Patient Type Bayes Adaptive Treatment Plans

Dr. Reza Skandari
University of Chicago
Wednesday, February 7, 2018   2:00-3:00pm
JDT 500 Conference Room

Abstract:

Patient heterogeneity in disease progression is prevalent in many settings. Treatment decisions that explicitly consider this heterogeneity can lower the cost of care and improve outcomes by providing the right care for the right patient at the right time.   In this study, we analyze the problem of designing ongoing treatment plans for a population with heterogeneity in disease progression and response to medical interventions.  We create a model that learns the patient type by monitoring the patient health over time and updates a patient’s treatment plan according to the gathered information. We formulate the problem as a multivariate state-space, partially observable Markov decision process (POMDP) and provide structural properties of the value function, as well as the optimal policy.

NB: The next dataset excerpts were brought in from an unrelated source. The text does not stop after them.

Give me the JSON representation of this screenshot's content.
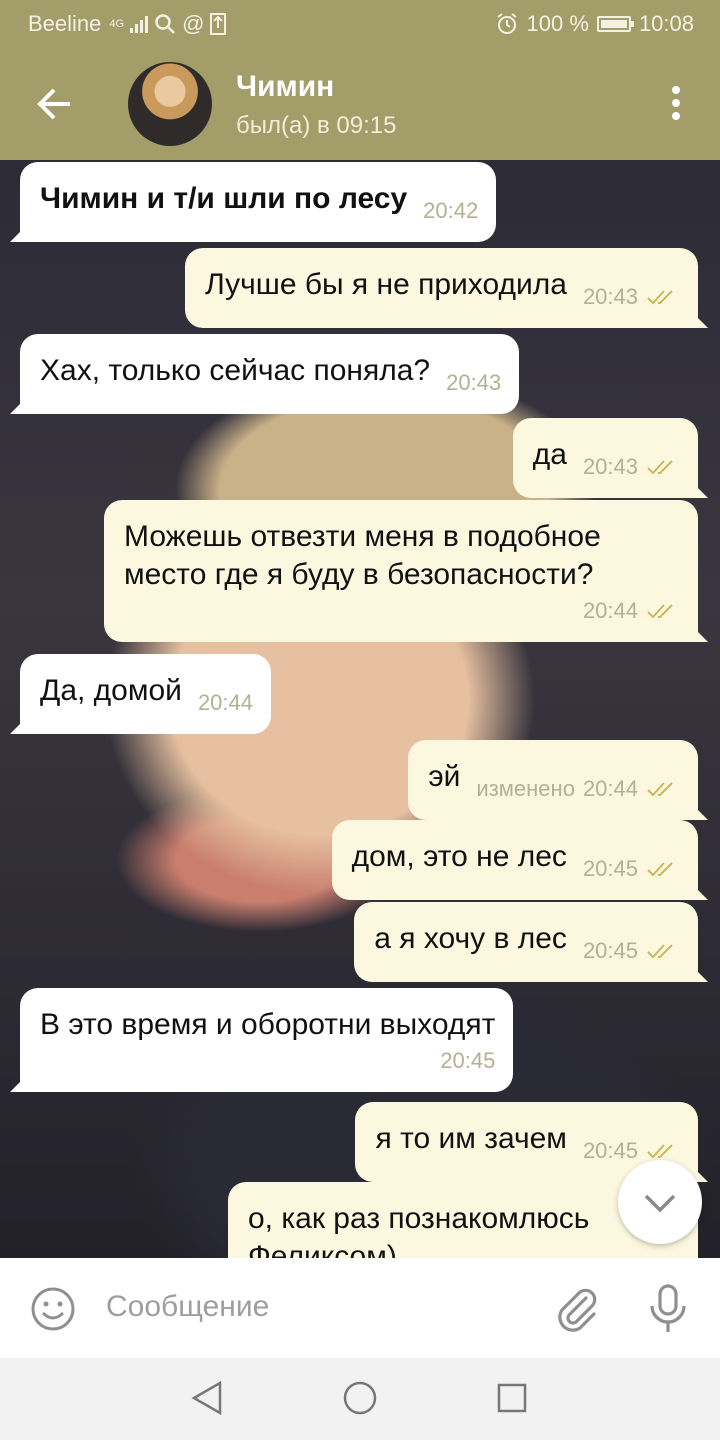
{
  "status_bar": {
    "carrier": "Beeline",
    "network": "4G",
    "battery": "100 %",
    "time": "10:08"
  },
  "header": {
    "contact_name": "Чимин",
    "last_seen": "был(а) в 09:15"
  },
  "messages": [
    {
      "text": "Чимин и т/и шли по лесу",
      "time": "20:42",
      "side": "in"
    },
    {
      "text": "Лучше бы я не приходила",
      "time": "20:43",
      "side": "out"
    },
    {
      "text": "Хах, только сейчас поняла?",
      "time": "20:43",
      "side": "in"
    },
    {
      "text": "да",
      "time": "20:43",
      "side": "out"
    },
    {
      "text_line1": "Можешь отвезти меня в подобное",
      "text_line2": "место где я буду в безопасности?",
      "time": "20:44",
      "side": "out"
    },
    {
      "text": "Да, домой",
      "time": "20:44",
      "side": "in"
    },
    {
      "text": "эй",
      "edited": "изменено",
      "time": "20:44",
      "side": "out"
    },
    {
      "text": "дом, это не лес",
      "time": "20:45",
      "side": "out"
    },
    {
      "text": "а я хочу в лес",
      "time": "20:45",
      "side": "out"
    },
    {
      "text": "В это время и оборотни выходят",
      "time": "20:45",
      "side": "in"
    },
    {
      "text": "я то им зачем",
      "time": "20:45",
      "side": "out"
    },
    {
      "text_line1": "о, как раз познакомлюсь",
      "text_line2": "Феликсом)",
      "side": "out"
    }
  ],
  "input": {
    "placeholder": "Сообщение"
  },
  "colors": {
    "header": "#a39d69",
    "outgoing_bubble": "#fcf8e0",
    "incoming_bubble": "#ffffff",
    "check_marks": "#c8b85a"
  },
  "icons": {
    "back": "arrow-left-icon",
    "menu": "more-vertical-icon",
    "emoji": "smile-icon",
    "attach": "paperclip-icon",
    "mic": "microphone-icon",
    "scroll": "chevron-down-icon"
  }
}
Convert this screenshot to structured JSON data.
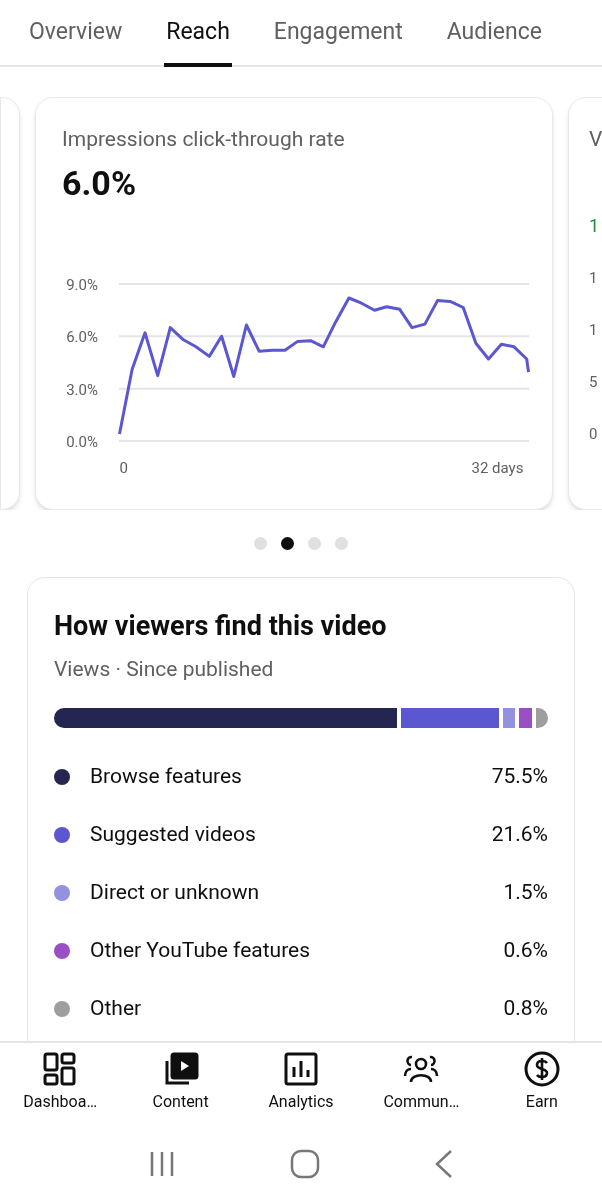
{
  "tabs": [
    {
      "label": "Overview",
      "selected": false
    },
    {
      "label": "Reach",
      "selected": true
    },
    {
      "label": "Engagement",
      "selected": false
    },
    {
      "label": "Audience",
      "selected": false
    }
  ],
  "carousel": {
    "current_card": {
      "title": "Impressions click-through rate",
      "value": "6.0%",
      "chart_data": {
        "type": "line",
        "x": [
          -0.36,
          0.72,
          1.83,
          2.91,
          3.99,
          5.11,
          6.19,
          7.33,
          8.38,
          9.43,
          10.51,
          11.59,
          12.73,
          13.81,
          14.86,
          16.01,
          17.09,
          18.13,
          19.28,
          20.36,
          21.47,
          22.52,
          23.63,
          24.68,
          25.79,
          26.87,
          27.95,
          29.07,
          30.15,
          31.23,
          32.34,
          33.42,
          34.5,
          34.66
        ],
        "series": [
          {
            "color": "#5b57d1",
            "values": [
              0.4,
              4.1,
              6.2,
              3.75,
              6.5,
              5.8,
              5.4,
              4.85,
              6.0,
              3.7,
              6.65,
              5.15,
              5.2,
              5.2,
              5.7,
              5.75,
              5.4,
              6.8,
              8.2,
              7.9,
              7.5,
              7.7,
              7.55,
              6.5,
              6.7,
              8.05,
              8.0,
              7.65,
              5.6,
              4.7,
              5.55,
              5.4,
              4.7,
              3.95
            ]
          }
        ],
        "xlim": [
          -0.4,
          34.7
        ],
        "ylim": [
          0,
          9
        ],
        "yticks": [
          {
            "value": 0,
            "label": "0.0%"
          },
          {
            "value": 3,
            "label": "3.0%"
          },
          {
            "value": 6,
            "label": "6.0%"
          },
          {
            "value": 9,
            "label": "9.0%"
          }
        ],
        "xticks": [
          {
            "value": 0,
            "label": "0"
          },
          {
            "value": 32,
            "label": "32 days"
          }
        ]
      }
    },
    "next_card": {
      "title": "V",
      "change": "1",
      "yticks": [
        "1",
        "1",
        "5",
        "0"
      ]
    },
    "dots": [
      {
        "selected": false
      },
      {
        "selected": true
      },
      {
        "selected": false
      },
      {
        "selected": false
      }
    ]
  },
  "traffic_sources": {
    "title": "How viewers find this video",
    "subtitle": "Views · Since published",
    "sources": [
      {
        "name": "Browse features",
        "share": "75.5%",
        "color": "#252552"
      },
      {
        "name": "Suggested videos",
        "share": "21.6%",
        "color": "#5b57d1"
      },
      {
        "name": "Direct or unknown",
        "share": "1.5%",
        "color": "#9491e0"
      },
      {
        "name": "Other YouTube features",
        "share": "0.6%",
        "color": "#9b4fc4"
      },
      {
        "name": "Other",
        "share": "0.8%",
        "color": "#9e9e9e"
      }
    ]
  },
  "bottom_nav": [
    {
      "label": "Dashboa…",
      "kind": "dashboard"
    },
    {
      "label": "Content",
      "kind": "content"
    },
    {
      "label": "Analytics",
      "kind": "analytics"
    },
    {
      "label": "Commun…",
      "kind": "community"
    },
    {
      "label": "Earn",
      "kind": "earn"
    }
  ]
}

We extend this modeling framework to a general class of treatment initiation problems where there is a stochastic lead-time before a treatment becomes available or effective. As a case study, we develop a data-driven, decision-analytic model to study the optimal timing of vascular access surgery for patients with progressive chronic kidney disease, and we establish policies that consider a patient’s rate of disease progression in addition to the kidney health state. To circumvent the curse of dimensionality of the POMDP, we develop several approximate policies, as well as simpler heuristics, and evaluate them against a high-quality lower-bound. Through a numerical study and several sensitivity analyses, we establish the high quality and robustness of an approximate policy that we develop. We provide further policy insights that sharpen existing guidelines for the case-study problem.

Bio:

Dr. Reza Skandari completed his PhD in Management Science at the Sauder School of Business, University of British Columbia. He is currently a post-doctorate research fellow at the Department of Medicine, University of Chicago. His research is broadly focused on decision making under uncertainty and optimal learning, with applications to health-care operations management and analytics. One line of his research focuses on designing treatment plans for patients with heterogeneous chronic disease progression and treatment lead-times. Another line of his research investigates the optimal assignment of patients to primary care providers targeting improved timely access and continuity of care, balanced provider workload, and decreased provider burnout. He is also involved in a project studying the optimal deployment and staffing of a hospital’s rapid response team to minimize hospital cardiac arrests. Methodologically, he has used various analytics tools including partially observable Markov decision processes, simulation, statistics, and machine learning. Reza’s research has been published in Manufacturing & Service Operations Management and Computers & Operations Research, as well as top medical journals including the Annals of Internal Medicine and American Journal of Kidney diseases.